[maker-devel] repeats masking

Quanwei Zhang

unread,

Jul 31, 2017, 12:46:00 PM7/31/17

to maker...@yandell-lab.org

Hello:

We are using the Maker2 pipeline to annotating a new genome. We just read something about the repeat masking from repeatMasker's documents. It suggests to leave low complexity region unmasked and to do gene annotation using both masked and unmasked genome. I wonder what your opinion and suggestions on this? Many thanks

The paragraph below is from http://www.binfo.ncku.edu.tw/RM/webrepeatmaskerhelp.html

Use in association with gene prediction programs

Predicting genes from a masked sequence faces several problems. First, one should not mask low complexity regions, e.g. to avoid masking trinucleotide repeats in coding regions. But even with only interspersed repeats masked, gene prediction programs may fail to identify exons correctly. As mentioned above, sometimes tail ends of coding regions may have originated from transposable elements. Even if no coding regions have been masked, splice sites may be compromised; e.g. the polypyrimidine region that is part of the acceptor splice site may be contained within a repeat.

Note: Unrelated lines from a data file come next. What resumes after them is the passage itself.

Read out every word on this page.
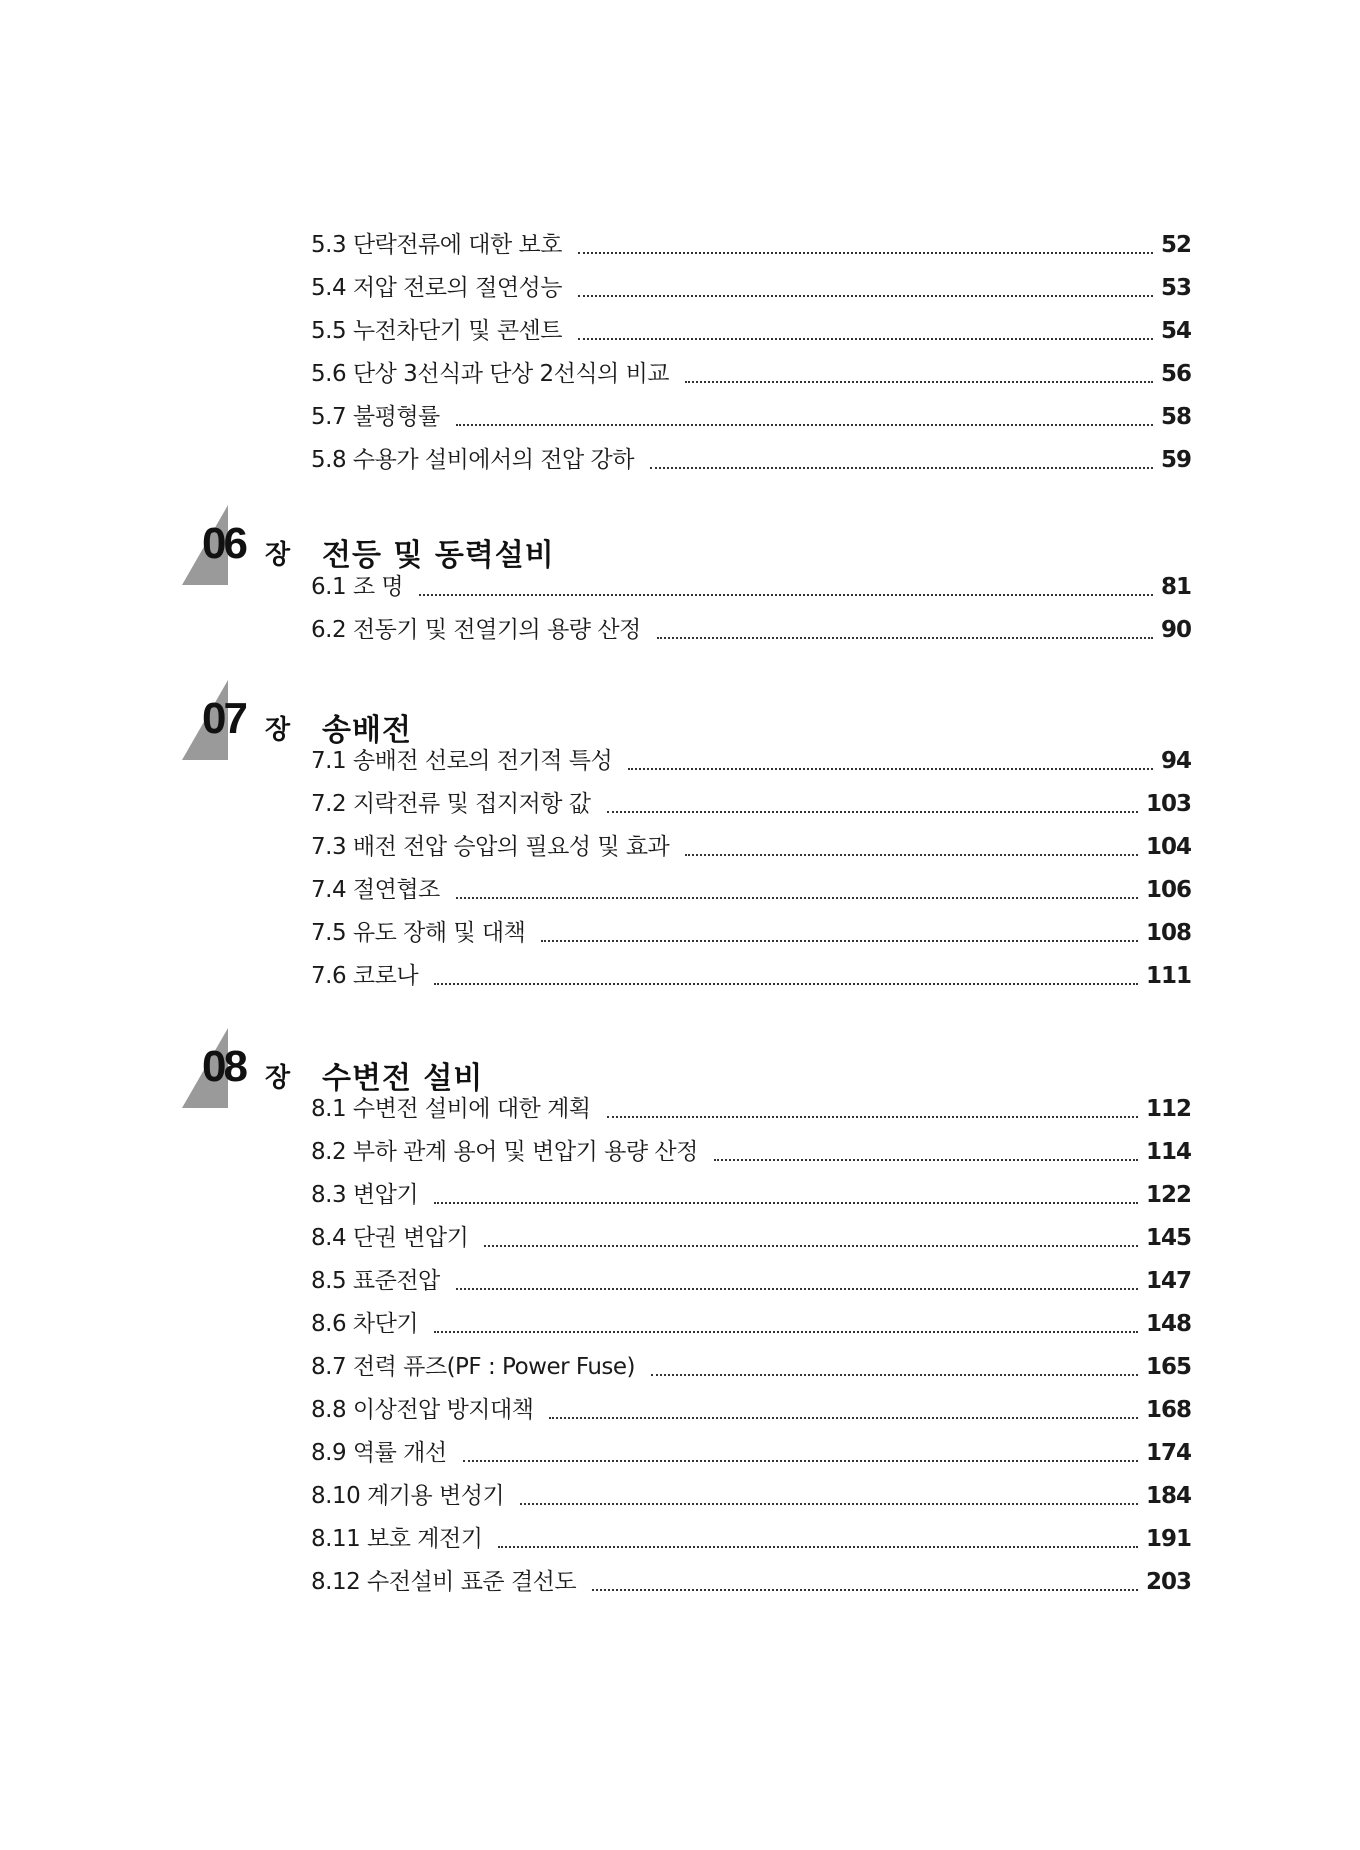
5.3 단락전류에 대한 보호	52
5.4 저압 전로의 절연성능	53
5.5 누전차단기 및 콘센트	54
5.6 단상 3선식과 단상 2선식의 비교	56
5.7 불평형률	58
5.8 수용가 설비에서의 전압 강하	59
06 장 전등 및 동력설비
6.1 조 명	81
6.2 전동기 및 전열기의 용량 산정	90
07 장 송배전
7.1 송배전 선로의 전기적 특성	94
7.2 지락전류 및 접지저항 값	103
7.3 배전 전압 승압의 필요성 및 효과	104
7.4 절연협조	106
7.5 유도 장해 및 대책	108
7.6 코로나	111
08 장 수변전 설비
8.1 수변전 설비에 대한 계획	112
8.2 부하 관계 용어 및 변압기 용량 산정	114
8.3 변압기	122
8.4 단권 변압기	145
8.5 표준전압	147
8.6 차단기	148
8.7 전력 퓨즈(PF : Power Fuse)	165
8.8 이상전압 방지대책	168
8.9 역률 개선	174
8.10 계기용 변성기	184
8.11 보호 계전기	191
8.12 수전설비 표준 결선도	203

Thus, I generally recommend to run a gene prediction program on unmasked DNA (as well) and compare the predicted genes and exons with the RepeatMasker output. Some gene prediction program allow you to force certain exons out of the predictions (e.g. often the old ORFs of LINE1 elements and endogenous retroviruses are included in genes). Work is also in progress at several sites to incorporate RepeatMasker into gene prediction programs, in which cases matches to repeats are weighted in along with the other parameters used.

Best

Quanwei

Carson Holt

unread,

Jul 31, 2017, 12:49:10 PM7/31/17

to Quanwei Zhang, maker...@yandell-lab.org

MAKER uses the masking primarily for the evidence alignment step. Low complexity regions are soft masked which means alignments can extend through them but must seed outside of the masked region first. Successful BLAST alignments are then polished using exonerate on the unmasked region.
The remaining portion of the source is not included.